A group of scientists from Italy was able to accurately describe the behavior of quark-gluon plasma in the first moments after the Big Bang and the formation of the Universe.
Scientists note, that the state of the quark-gluon plasma in the the very first moments of the Universe lasted only a few microseconds. After that, the Universe began to cool. At this stage, quarks and gluons combined into baryons, such as protons and neutrons. At the same time, there was an asymmetric formation of both matter, which prevailed, and antimatter, which mutually annihilated, turning into electromagnetic radiation.
For many decades, physicists have been trying to accurately describe the state of quark-gluon plasma, but the problem is that the strong nuclear interaction that binds quarks to each other is too complex to be described by traditional mathematical tools.
A group of researchers from Italy nevertheless managed to calculate the equations of state of this quark-gluon plasma in detail. They calculated the relationship between temperature, pressure, and energy in this plasma. The key problem was the strong nuclear interaction, which behaves abnormally and unpredictably under conditions corresponding to the state of the first moments of the Universe.

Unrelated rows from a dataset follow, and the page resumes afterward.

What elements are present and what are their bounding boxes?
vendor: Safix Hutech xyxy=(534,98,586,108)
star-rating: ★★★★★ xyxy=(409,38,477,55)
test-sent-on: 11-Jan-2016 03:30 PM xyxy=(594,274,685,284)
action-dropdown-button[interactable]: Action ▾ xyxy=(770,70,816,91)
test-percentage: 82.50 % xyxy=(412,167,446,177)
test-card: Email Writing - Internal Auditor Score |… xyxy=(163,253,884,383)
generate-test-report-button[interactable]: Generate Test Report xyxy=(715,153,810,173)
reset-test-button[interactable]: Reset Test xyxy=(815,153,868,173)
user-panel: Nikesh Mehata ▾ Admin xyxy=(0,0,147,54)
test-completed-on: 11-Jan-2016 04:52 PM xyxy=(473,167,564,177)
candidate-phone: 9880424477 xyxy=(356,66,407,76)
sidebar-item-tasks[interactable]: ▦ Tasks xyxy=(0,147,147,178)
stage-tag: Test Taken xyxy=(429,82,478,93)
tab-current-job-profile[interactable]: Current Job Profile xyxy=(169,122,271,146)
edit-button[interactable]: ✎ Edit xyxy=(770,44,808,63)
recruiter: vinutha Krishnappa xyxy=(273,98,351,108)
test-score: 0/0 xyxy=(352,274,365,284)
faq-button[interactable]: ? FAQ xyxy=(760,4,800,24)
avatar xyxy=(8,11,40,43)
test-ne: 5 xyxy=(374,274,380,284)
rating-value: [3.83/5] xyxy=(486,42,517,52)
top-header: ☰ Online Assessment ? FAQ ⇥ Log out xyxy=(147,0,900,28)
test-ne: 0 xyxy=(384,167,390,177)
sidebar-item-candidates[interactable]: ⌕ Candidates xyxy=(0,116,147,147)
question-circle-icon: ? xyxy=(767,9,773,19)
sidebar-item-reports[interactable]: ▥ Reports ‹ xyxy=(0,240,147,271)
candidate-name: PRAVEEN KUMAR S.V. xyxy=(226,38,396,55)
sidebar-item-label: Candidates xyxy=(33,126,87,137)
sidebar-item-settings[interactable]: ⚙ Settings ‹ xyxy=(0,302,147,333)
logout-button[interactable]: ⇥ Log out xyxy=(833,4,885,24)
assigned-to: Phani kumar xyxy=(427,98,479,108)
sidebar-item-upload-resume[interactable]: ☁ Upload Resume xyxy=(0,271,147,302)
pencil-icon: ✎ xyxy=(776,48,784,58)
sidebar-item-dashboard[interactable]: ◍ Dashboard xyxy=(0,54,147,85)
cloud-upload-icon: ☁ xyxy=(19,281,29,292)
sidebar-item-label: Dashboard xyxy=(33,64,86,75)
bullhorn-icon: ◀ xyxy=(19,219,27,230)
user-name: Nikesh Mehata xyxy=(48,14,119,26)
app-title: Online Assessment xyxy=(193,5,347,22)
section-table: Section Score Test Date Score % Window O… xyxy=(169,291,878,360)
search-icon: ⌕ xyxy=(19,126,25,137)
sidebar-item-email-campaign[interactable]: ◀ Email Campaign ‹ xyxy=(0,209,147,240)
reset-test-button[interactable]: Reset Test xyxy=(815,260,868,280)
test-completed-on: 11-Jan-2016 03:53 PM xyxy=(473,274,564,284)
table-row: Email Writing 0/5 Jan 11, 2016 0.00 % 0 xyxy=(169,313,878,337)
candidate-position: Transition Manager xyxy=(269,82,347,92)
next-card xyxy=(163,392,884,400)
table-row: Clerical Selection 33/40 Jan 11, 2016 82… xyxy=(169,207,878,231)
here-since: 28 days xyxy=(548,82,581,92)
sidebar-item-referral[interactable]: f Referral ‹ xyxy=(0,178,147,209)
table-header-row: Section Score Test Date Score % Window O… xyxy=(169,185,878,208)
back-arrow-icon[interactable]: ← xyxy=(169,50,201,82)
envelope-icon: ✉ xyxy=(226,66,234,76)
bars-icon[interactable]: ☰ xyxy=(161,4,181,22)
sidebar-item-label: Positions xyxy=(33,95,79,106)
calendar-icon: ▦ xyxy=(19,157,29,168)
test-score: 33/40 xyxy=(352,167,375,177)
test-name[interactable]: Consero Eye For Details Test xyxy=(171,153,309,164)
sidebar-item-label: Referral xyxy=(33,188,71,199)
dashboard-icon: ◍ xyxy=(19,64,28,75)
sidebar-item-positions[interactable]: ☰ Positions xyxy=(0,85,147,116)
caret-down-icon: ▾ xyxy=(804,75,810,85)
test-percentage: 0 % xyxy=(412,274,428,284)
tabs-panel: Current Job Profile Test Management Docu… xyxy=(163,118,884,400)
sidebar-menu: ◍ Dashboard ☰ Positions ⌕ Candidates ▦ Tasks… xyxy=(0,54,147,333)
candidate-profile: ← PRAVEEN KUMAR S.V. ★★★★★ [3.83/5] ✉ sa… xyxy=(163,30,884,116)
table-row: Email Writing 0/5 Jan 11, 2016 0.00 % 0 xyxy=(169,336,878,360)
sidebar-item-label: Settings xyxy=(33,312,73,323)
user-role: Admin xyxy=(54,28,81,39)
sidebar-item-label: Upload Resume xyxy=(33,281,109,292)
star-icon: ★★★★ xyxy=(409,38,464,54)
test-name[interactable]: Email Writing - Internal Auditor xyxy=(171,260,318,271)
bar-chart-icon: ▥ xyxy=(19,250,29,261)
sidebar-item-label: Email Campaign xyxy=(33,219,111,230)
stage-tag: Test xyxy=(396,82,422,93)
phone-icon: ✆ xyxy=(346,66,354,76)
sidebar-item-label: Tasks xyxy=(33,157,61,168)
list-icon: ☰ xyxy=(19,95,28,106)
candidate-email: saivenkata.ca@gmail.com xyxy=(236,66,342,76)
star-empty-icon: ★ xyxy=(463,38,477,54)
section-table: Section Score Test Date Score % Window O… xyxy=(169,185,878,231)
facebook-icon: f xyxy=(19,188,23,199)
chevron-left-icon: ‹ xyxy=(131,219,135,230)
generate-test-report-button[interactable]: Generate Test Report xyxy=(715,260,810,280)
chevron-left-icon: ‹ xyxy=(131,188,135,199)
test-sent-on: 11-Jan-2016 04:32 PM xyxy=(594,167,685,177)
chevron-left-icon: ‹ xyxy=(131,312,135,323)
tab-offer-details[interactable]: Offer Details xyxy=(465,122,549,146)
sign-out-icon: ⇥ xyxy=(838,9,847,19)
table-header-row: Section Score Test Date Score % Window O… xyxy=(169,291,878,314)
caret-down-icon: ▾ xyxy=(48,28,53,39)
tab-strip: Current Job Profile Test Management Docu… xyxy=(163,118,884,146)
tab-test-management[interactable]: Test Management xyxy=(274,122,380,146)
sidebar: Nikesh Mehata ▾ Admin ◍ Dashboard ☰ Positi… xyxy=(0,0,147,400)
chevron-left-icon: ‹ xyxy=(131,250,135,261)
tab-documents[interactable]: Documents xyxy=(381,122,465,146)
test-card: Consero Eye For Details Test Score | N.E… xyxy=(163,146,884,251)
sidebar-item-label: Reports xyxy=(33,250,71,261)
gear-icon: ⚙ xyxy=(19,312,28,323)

The perturbation theory, which calculates interactions step by step using Feynman diagrams, does not work in this case because the coupling constant of the strong interaction between particles is not small. This means that higher-order corrections are not reduced and the mathematical apparatus becomes uncontrollable.
To solve this problem, a group of researchers used the method of quantum chromodynamics on a latticethis is quantum chromodynamics formulated on a discrete Euclidean spacetime lattice.. It can be imagined as a four-dimensional chessboard representing spacetime. There are particles on each of its squares, and the interaction between them can be calculated step by step.
But even this method has limitations. Preliminary results of lattice quantum chromodynamics simulations have demonstrated the ability to reach plasma temperatures below one gigaelectron volts, which is much lower of an electrically weak phase transition (about 100 GeV) at the moment when the particles gained mass.

Thus, the researchers decided to combine lattice quantum chromodynamics with Monte Carlo simulations — a method that uses random sampling to solve complex problems. They focused on a simplified version of the Universe filled with three types of nearly massless quarks. This means that even if the quarks have tiny rest masses (less than 500 MeV/c²), at extremely high temperatures (several GeV) these masses are negligible compared to their total energy.
This accurately simulates the conditions during the first few milliseconds after the Big Bang. They then performed calculations over a wide range of temperatures, from three GeV to 165 GeV, before the electroweak transition. This allowed them to create a mathematical formula describing the entropy density of the quark-gluon plasma.
The scientists managed to discover an interesting thing: even at very high temperatures, quarks and gluons in the plasma did not behave like free particles. The strong interaction still dominated and began to play a key role in the formation of the Universe much earlier than physicists had expected.